We made too many assumptions along party lines, and we put politics over policy. If you look at public polling on the issue of educational choice, there’s strong support on both sides of the aisle. Yet the issue, until recently, was widely viewed as one that tilted right. We did that to ourselves because we made ideological assumptions along party lines, and school choice, at least within policy circles, became unnecessarily partisan. Now, even though we’re a nonpartisan organization with no political arm, I’m not going to tell you it’s easier to talk to a skeptical group of newbies than a group of longtime allies, but for our success to continue, we have to be willing to move beyond our historical political alliances and aggressively pursue new partnerships and conversations.
We also need to make sure we’re not putting politicians on a pedestal: Policy has to come first. Elected officials who are willing to stand up for students deserve our effusive praise, regardless of party; those who put politics ahead of progress earn our criticism. The same goes for those in the world of wonks and do-gooders: Families have to come first.
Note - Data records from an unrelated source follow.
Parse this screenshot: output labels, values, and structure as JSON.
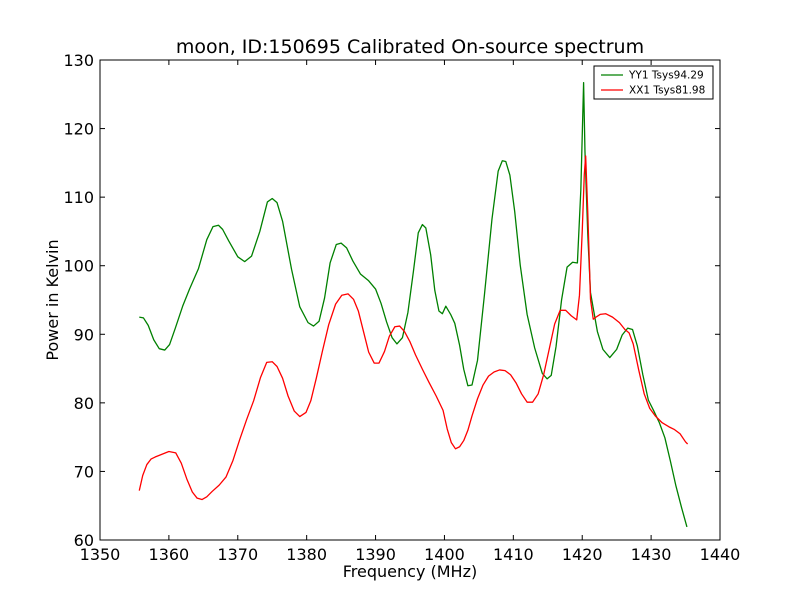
{
  "chart_data": {
    "type": "line",
    "title": "moon, ID:150695 Calibrated On-source spectrum",
    "xlabel": "Frequency (MHz)",
    "ylabel": "Power in Kelvin",
    "xlim": [
      1350,
      1440
    ],
    "ylim": [
      60,
      130
    ],
    "xticks": [
      1350,
      1360,
      1370,
      1380,
      1390,
      1400,
      1410,
      1420,
      1430,
      1440
    ],
    "yticks": [
      60,
      70,
      80,
      90,
      100,
      110,
      120,
      130
    ],
    "grid": false,
    "legend_position": "top-right",
    "series": [
      {
        "name": "YY1 Tsys94.29",
        "color": "#008000",
        "x": [
          1355.7,
          1356.3,
          1357.0,
          1357.8,
          1358.6,
          1359.4,
          1360.1,
          1360.9,
          1362.0,
          1363.0,
          1364.3,
          1365.5,
          1366.4,
          1367.2,
          1367.8,
          1368.7,
          1370.0,
          1371.0,
          1372.0,
          1373.2,
          1374.3,
          1375.0,
          1375.7,
          1376.5,
          1377.8,
          1379.0,
          1380.2,
          1381.0,
          1381.8,
          1382.6,
          1383.4,
          1384.3,
          1385.0,
          1385.8,
          1386.7,
          1387.8,
          1389.0,
          1390.0,
          1390.8,
          1391.6,
          1392.4,
          1393.1,
          1393.9,
          1394.7,
          1395.5,
          1396.2,
          1396.8,
          1397.3,
          1398.0,
          1398.6,
          1399.2,
          1399.7,
          1400.2,
          1400.9,
          1401.5,
          1402.2,
          1402.8,
          1403.4,
          1404.0,
          1404.8,
          1405.8,
          1406.9,
          1407.8,
          1408.4,
          1408.9,
          1409.5,
          1410.2,
          1411.0,
          1412.0,
          1413.1,
          1414.2,
          1414.9,
          1415.5,
          1416.2,
          1417.0,
          1417.8,
          1418.6,
          1419.3,
          1419.8,
          1420.2,
          1420.4,
          1420.8,
          1421.2,
          1421.6,
          1422.2,
          1423.0,
          1424.0,
          1425.0,
          1425.8,
          1426.6,
          1427.3,
          1428.0,
          1428.8,
          1429.6,
          1430.4,
          1431.2,
          1432.0,
          1432.8,
          1433.6,
          1434.4,
          1435.2
        ],
        "values": [
          92.5,
          92.4,
          91.3,
          89.2,
          87.9,
          87.7,
          88.5,
          90.8,
          94.1,
          96.6,
          99.6,
          103.8,
          105.7,
          105.9,
          105.3,
          103.6,
          101.3,
          100.6,
          101.4,
          105.0,
          109.3,
          109.8,
          109.2,
          106.5,
          99.5,
          94.0,
          91.7,
          91.2,
          91.9,
          95.3,
          100.4,
          103.1,
          103.3,
          102.6,
          100.7,
          98.8,
          97.8,
          96.6,
          94.5,
          91.8,
          89.5,
          88.6,
          89.5,
          93.2,
          99.2,
          104.8,
          106.0,
          105.5,
          101.6,
          96.4,
          93.4,
          93.0,
          94.1,
          92.9,
          91.6,
          88.4,
          84.9,
          82.5,
          82.6,
          86.2,
          95.7,
          106.8,
          113.8,
          115.3,
          115.2,
          113.2,
          107.9,
          100.1,
          92.9,
          88.0,
          84.3,
          83.5,
          84.0,
          88.2,
          95.0,
          99.8,
          100.5,
          100.4,
          111.1,
          126.7,
          116.6,
          104.7,
          96.1,
          93.8,
          90.4,
          87.8,
          86.6,
          87.8,
          89.9,
          90.9,
          90.7,
          88.3,
          84.1,
          80.4,
          78.8,
          77.1,
          74.9,
          71.5,
          67.9,
          64.8,
          61.9
        ]
      },
      {
        "name": "XX1 Tsys81.98",
        "color": "#ff0000",
        "x": [
          1355.7,
          1356.2,
          1356.8,
          1357.4,
          1358.0,
          1359.0,
          1360.0,
          1361.0,
          1361.8,
          1362.6,
          1363.4,
          1364.1,
          1364.8,
          1365.5,
          1366.3,
          1367.3,
          1368.3,
          1369.3,
          1370.3,
          1371.3,
          1372.3,
          1373.3,
          1374.2,
          1375.0,
          1375.7,
          1376.5,
          1377.3,
          1378.2,
          1379.0,
          1379.9,
          1380.6,
          1381.4,
          1382.3,
          1383.2,
          1384.2,
          1385.1,
          1386.0,
          1386.8,
          1387.5,
          1388.2,
          1389.0,
          1389.8,
          1390.5,
          1391.3,
          1392.0,
          1392.8,
          1393.5,
          1394.2,
          1395.0,
          1395.8,
          1396.8,
          1397.8,
          1398.8,
          1399.8,
          1400.4,
          1401.0,
          1401.6,
          1402.2,
          1402.8,
          1403.4,
          1404.0,
          1404.8,
          1405.6,
          1406.4,
          1407.2,
          1408.0,
          1408.8,
          1409.6,
          1410.4,
          1411.2,
          1412.0,
          1412.8,
          1413.6,
          1414.4,
          1415.2,
          1416.0,
          1416.8,
          1417.6,
          1418.4,
          1419.2,
          1419.6,
          1420.0,
          1420.3,
          1420.5,
          1420.8,
          1421.2,
          1421.6,
          1422.0,
          1422.6,
          1423.4,
          1424.4,
          1425.4,
          1426.2,
          1426.8,
          1427.4,
          1428.2,
          1429.0,
          1429.8,
          1430.6,
          1431.6,
          1432.6,
          1433.4,
          1434.2,
          1435.0,
          1435.3
        ],
        "values": [
          67.2,
          69.4,
          71.0,
          71.8,
          72.1,
          72.5,
          72.9,
          72.7,
          71.2,
          68.9,
          67.0,
          66.1,
          65.9,
          66.3,
          67.1,
          68.0,
          69.2,
          71.6,
          74.7,
          77.6,
          80.3,
          83.7,
          85.9,
          86.0,
          85.3,
          83.6,
          81.0,
          78.8,
          78.0,
          78.6,
          80.3,
          83.6,
          87.6,
          91.4,
          94.4,
          95.7,
          95.9,
          95.1,
          93.4,
          90.6,
          87.4,
          85.8,
          85.8,
          87.5,
          89.7,
          91.1,
          91.2,
          90.4,
          88.9,
          87.0,
          84.9,
          82.9,
          81.0,
          78.9,
          76.2,
          74.2,
          73.3,
          73.6,
          74.5,
          76.0,
          78.1,
          80.6,
          82.6,
          83.9,
          84.5,
          84.8,
          84.7,
          84.1,
          82.9,
          81.3,
          80.1,
          80.1,
          81.3,
          84.1,
          87.8,
          91.5,
          93.5,
          93.5,
          92.7,
          92.1,
          95.7,
          105.0,
          113.3,
          116.0,
          108.0,
          95.1,
          92.2,
          92.5,
          92.9,
          93.0,
          92.5,
          91.7,
          90.7,
          90.2,
          88.6,
          84.8,
          81.3,
          79.2,
          78.1,
          77.1,
          76.5,
          76.1,
          75.5,
          74.3,
          74.0
        ]
      }
    ]
  }
}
We were Luddites when it came to judging a quality school. Instead of trusting families, we engaged in a technocratic arms race to find the best way to objectively measure and test and hold schools “accountable.” We love using the word to make ourselves seem acceptable to others, but we never really questioned our assumptions or defined what we mean. We threw around federal programs and sliding scales and cut scores and letter grades, and we lost sight of the fact that most families give zero you-know-whats about those things. They want to know their kids are safe, happy, engaged and learning to the best of their abilities. Testing is a carrot to help students grow, not a stick with which to punish them. Similarly, we need to think twice before we tell educators and school leaders how to do their jobs—ensnaring their ability to innovate and adapt in a morass of red tape and rules.
We created celebrities out of advocates. We seem to be always looking for the next “this great person” or “that amazing person” to lead the movement out of the wilderness. What we should have done instead is focus all our energy, and I mean all our energy, on supporting parents—the real heroes and the best change agents we could ever want. Moreover, we have spent way too much time, money, and effort on sponsoring or attending conferences where experts tell us what to think, much of which is divorced from the realities and communities on the ground. It’s time to get back to what parents actually want instead of what we think or hope they want.
For a movement that believes competitive forces can help improve schools across the board, we let competition get the better of our coalition. “Oh my goodness gracious, did you see what [such-and-such group] put out in their weekly email blast? Can you believe what [that guy] said in the New York Times yesterday? Why are they doing that? Why aren’t we doing that? Our view of choice is better. No, ours is!”
We’ve all had these conversations in our offices, and they focus too frequently on those within our movement instead of those we’ve yet to convince, which are legion. With some exceptions, like National School Choice Week, we have not been a movement that tries to unite.
Keeping up with the Joneses or putting our viewpoint first has hurt our ability to get ahead on our issue. To be fair, in our current political climate, where it feels like ed reform is more persistently in the spotlight and under attack, I actually believe we’re getting better about knowing our strengths and weaknesses—and relying on each other to run in the lanes where we shine. But we could still stand to engage in a little less navel-gazing as we move forward.